Sensitive and Rapid Detection of Centromeric Alphoid DNA in Human Metaphase Chromosomes by PNA Fluorescence In Situ Hybridization and Its Application to Biological Radiation Dosimetry

Centromeres of human chromosomes contain highly repeated sequences of DNA including alphoid DNA. Because of the complicated genomic organization of the centromere, the distribution of alphoid DNA in chromosomes has not been fully investigated. We conducted fluorescence in situ hybridization using a synthetic peptide nucleic acid as a sensitive probe (PNA–FISH) to detect chromosomal sites of alphoid DNA. As a result, the size variation of centromeric alphoid DNA among chromosomes was visualized with hybridization times as short as 1–2 h.
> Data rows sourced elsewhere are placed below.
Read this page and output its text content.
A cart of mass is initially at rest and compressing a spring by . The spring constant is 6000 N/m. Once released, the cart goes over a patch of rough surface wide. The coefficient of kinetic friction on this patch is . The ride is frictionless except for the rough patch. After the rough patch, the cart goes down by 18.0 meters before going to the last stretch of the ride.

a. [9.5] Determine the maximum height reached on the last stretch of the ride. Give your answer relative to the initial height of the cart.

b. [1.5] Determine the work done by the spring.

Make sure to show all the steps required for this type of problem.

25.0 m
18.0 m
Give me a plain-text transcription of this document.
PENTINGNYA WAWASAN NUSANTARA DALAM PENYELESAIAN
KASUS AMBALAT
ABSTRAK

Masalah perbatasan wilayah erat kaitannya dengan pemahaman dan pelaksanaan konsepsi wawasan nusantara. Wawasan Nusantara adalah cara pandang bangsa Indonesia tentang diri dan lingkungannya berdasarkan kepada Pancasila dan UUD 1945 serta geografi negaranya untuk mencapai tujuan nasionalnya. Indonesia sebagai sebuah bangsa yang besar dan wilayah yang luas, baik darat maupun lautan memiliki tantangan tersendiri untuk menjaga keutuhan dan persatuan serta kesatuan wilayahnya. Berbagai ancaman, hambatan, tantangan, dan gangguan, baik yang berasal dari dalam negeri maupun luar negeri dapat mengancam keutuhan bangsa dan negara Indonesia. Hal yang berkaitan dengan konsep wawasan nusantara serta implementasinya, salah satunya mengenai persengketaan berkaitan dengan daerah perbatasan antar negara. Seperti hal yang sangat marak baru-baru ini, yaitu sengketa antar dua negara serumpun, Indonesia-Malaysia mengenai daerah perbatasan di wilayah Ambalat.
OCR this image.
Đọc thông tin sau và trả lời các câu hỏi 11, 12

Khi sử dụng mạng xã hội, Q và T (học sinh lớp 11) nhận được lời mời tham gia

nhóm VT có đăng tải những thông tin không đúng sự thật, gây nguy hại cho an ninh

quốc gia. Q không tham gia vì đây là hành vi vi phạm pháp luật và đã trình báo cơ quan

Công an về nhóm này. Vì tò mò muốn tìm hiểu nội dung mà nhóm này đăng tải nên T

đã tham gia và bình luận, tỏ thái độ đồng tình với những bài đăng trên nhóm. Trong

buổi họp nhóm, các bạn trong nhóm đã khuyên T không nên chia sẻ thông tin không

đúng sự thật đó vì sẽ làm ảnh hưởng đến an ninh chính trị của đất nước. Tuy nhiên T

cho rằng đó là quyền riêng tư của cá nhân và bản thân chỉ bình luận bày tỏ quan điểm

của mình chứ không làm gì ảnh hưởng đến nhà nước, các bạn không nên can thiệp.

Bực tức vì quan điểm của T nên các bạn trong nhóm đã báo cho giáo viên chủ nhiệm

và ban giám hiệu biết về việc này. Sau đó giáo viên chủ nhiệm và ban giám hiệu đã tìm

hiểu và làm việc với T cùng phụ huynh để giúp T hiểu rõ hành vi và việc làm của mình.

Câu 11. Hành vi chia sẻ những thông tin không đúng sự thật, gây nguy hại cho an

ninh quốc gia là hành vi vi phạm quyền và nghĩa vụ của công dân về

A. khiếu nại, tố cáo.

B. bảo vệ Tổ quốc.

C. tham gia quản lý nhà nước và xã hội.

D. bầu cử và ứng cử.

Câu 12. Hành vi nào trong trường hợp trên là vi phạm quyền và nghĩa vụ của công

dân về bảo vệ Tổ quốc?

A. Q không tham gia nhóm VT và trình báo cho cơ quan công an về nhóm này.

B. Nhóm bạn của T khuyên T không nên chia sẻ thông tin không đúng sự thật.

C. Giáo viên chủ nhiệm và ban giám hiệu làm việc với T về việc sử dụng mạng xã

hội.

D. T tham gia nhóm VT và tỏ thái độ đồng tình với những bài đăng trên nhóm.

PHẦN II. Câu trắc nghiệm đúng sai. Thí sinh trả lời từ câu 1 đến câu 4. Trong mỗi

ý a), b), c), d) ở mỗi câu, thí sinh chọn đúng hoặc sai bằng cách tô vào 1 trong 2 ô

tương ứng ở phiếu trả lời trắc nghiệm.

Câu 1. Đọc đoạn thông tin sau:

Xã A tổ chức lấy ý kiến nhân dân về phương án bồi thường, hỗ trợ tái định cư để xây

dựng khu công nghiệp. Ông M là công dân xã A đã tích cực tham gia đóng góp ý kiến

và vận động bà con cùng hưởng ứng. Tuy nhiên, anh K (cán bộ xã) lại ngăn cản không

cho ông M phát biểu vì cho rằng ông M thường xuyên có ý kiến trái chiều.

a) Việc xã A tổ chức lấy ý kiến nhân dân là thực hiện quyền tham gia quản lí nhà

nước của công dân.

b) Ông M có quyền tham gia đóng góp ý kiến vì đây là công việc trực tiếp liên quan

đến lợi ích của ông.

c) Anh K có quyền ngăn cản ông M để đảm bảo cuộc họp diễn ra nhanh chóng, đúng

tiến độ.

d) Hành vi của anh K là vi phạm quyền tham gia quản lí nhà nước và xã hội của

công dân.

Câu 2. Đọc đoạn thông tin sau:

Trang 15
In addition to the inter-chromosomal variation, we detected possible inter-individual variation in the size of alphoid DNA sites, which had been difficult to precisely analyze by conventional molecular and cytogenetic methods. We then applied this sensitive and rapid detection method to evaluate the yield of multicentric chromosomes induced in cultured human peripheral blood lymphocytes by high-dose gamma-irradiation. This PNA–FISH allows us to unequivocally determine centromeres in complexly rearranged chromosomes, confirming its usefulness in biological radiation dosimetry.